In the current enterprise environment, employees are leveraging their personal mobile devices for an increasing number of business processes every day. To help foster these efforts, many organizations have deployed bring-your-own-device initiatives, enabling workers to utilize their smartphones, tablets and laptops to access a rising amount of company-owned information and assets. However, as staff members rely more on their mobile hardware for these practices, decision makers must ensure that they have the proper tools to connect with and collaborate on group projects securely and effectively.
Without an official business application in which these activities can take place, some workers may opt for consumer-level programs. While these apps may carry out the necessary functions, many do not have the proper security measures in place to protect the business' intellectual property from cybercriminals. This is just one of a plethora of reasons that employees and managers need to make the case for mobile business applications.
But how does one go about convincing their company's C-level officers that the group needs to develop a business application? Here are some expert tips to achieve this:
Begin with end results in mind
QuickMobile content and social media strategist Karra Barron suggested that the first step to making the business case for an enterprise application is to explain the goals that the program will accomplish. This phase can include the explanation of a number of aspects, including the function that the app will fulfill within the organization and how it will help further employee efforts. However, before bringing these results to decision makers, Barron advised speaking to staff members in other departments as well to get a full consensus as to what the workforce needs and how a program can be developed to address these requirements.
Investigate the abilities of the IT team
Once C-level officers can see the benefits that a business application can bring, it is time to decide if the process will be carried out in-house or by a third party. One of the main deciding factors here is the current skill level of the organization's IT team. Biztech Magazine contributor Alan Joch noted that some IT teams have the necessary abilities to develop a business application, however, some are not up to the task.

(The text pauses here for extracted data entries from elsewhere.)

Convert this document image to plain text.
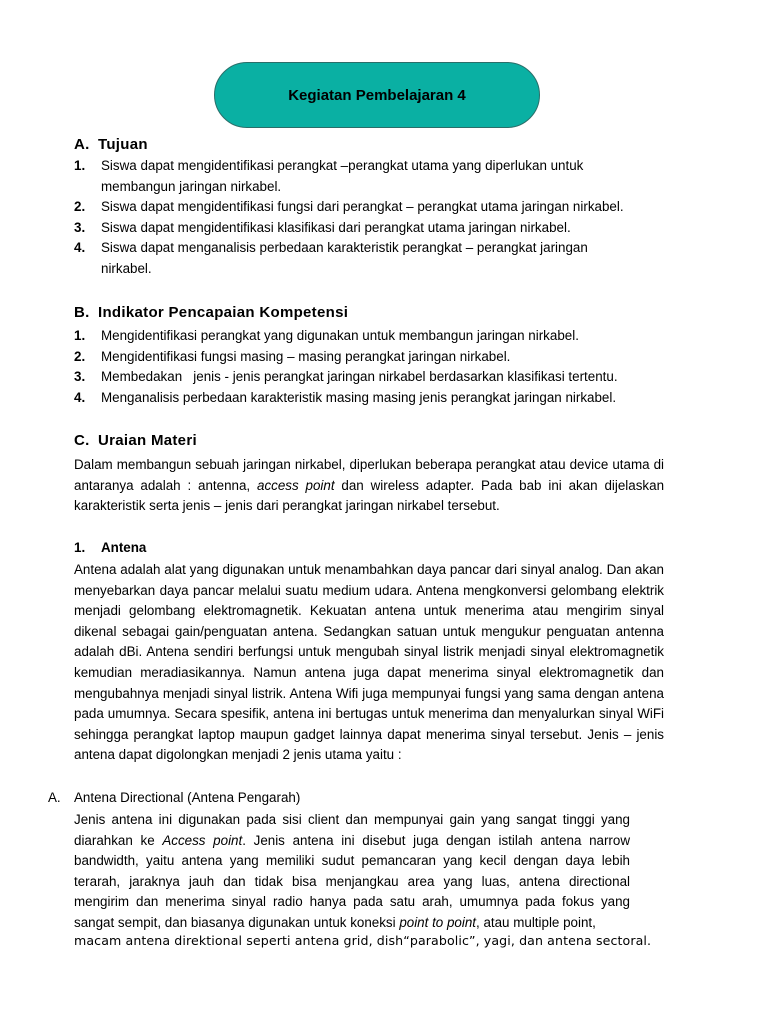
Kegiatan Pembelajaran 4
A. Tujuan
1.	Siswa dapat mengidentifikasi perangkat –perangkat utama yang diperlukan untuk membangun jaringan nirkabel.
2.	Siswa dapat mengidentifikasi fungsi dari perangkat – perangkat utama jaringan nirkabel.
3.	Siswa dapat mengidentifikasi klasifikasi dari perangkat utama jaringan nirkabel.
4.	Siswa dapat menganalisis perbedaan karakteristik perangkat – perangkat jaringan nirkabel.
B. Indikator Pencapaian Kompetensi
1.	Mengidentifikasi perangkat yang digunakan untuk membangun jaringan nirkabel.
2.	Mengidentifikasi fungsi masing – masing perangkat jaringan nirkabel.
3.	Membedakan   jenis - jenis perangkat jaringan nirkabel berdasarkan klasifikasi tertentu.
4.	Menganalisis perbedaan karakteristik masing masing jenis perangkat jaringan nirkabel.
C. Uraian Materi
Dalam membangun sebuah jaringan nirkabel, diperlukan beberapa perangkat atau device utama di antaranya adalah : antenna, access point dan wireless adapter. Pada bab ini akan dijelaskan karakteristik serta jenis – jenis dari perangkat jaringan nirkabel tersebut.
1. Antena
Antena adalah alat yang digunakan untuk menambahkan daya pancar dari sinyal analog. Dan akan menyebarkan daya pancar melalui suatu medium udara. Antena mengkonversi gelombang elektrik menjadi gelombang elektromagnetik. Kekuatan antena untuk menerima atau mengirim sinyal dikenal sebagai gain/penguatan antena. Sedangkan satuan untuk mengukur penguatan antenna adalah dBi. Antena sendiri berfungsi untuk mengubah sinyal listrik menjadi sinyal elektromagnetik kemudian meradiasikannya. Namun antena juga dapat menerima sinyal elektromagnetik dan mengubahnya menjadi sinyal listrik. Antena Wifi juga mempunyai fungsi yang sama dengan antena pada umumnya. Secara spesifik, antena ini bertugas untuk menerima dan menyalurkan sinyal WiFi sehingga perangkat laptop maupun gadget lainnya dapat menerima sinyal tersebut. Jenis – jenis antena dapat digolongkan menjadi 2 jenis utama yaitu :
A. Antena Directional (Antena Pengarah)
Jenis antena ini digunakan pada sisi client dan mempunyai gain yang sangat tinggi yang diarahkan ke Access point. Jenis antena ini disebut juga dengan istilah antena narrow bandwidth, yaitu antena yang memiliki sudut pemancaran yang kecil dengan daya lebih terarah, jaraknya jauh dan tidak bisa menjangkau area yang luas, antena directional mengirim dan menerima sinyal radio hanya pada satu arah, umumnya pada fokus yang sangat sempit, dan biasanya digunakan untuk koneksi point to point, atau multiple point,
macam antena direktional seperti antena grid, dish“parabolic”, yagi, dan antena sectoral.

"People often underestimate how difficult it is to build a mobile app," said Will Scott, Lextech Global Services president. "It's actually pretty easy to write an app and stick it on a smartphone or tablet. The hard part is making that app talk effectively to back-end IT systems."
Native vs. HTML5 language
However, some of this decision will rest on the type of application being developed. Although many program creators still opt for native coding language, a growing number are choosing HTML5, especially for its cross-platform functionality. Joch pointed out that native apps are known for being more customizable, but they also come with their share of trade-offs. Especially within a business that supports BYOD practices, the ability of employees to launch the app on a range of different operating systems is crucial to ensuring its usability. For many enterprise applications, HTML5 is a more appropriate choice.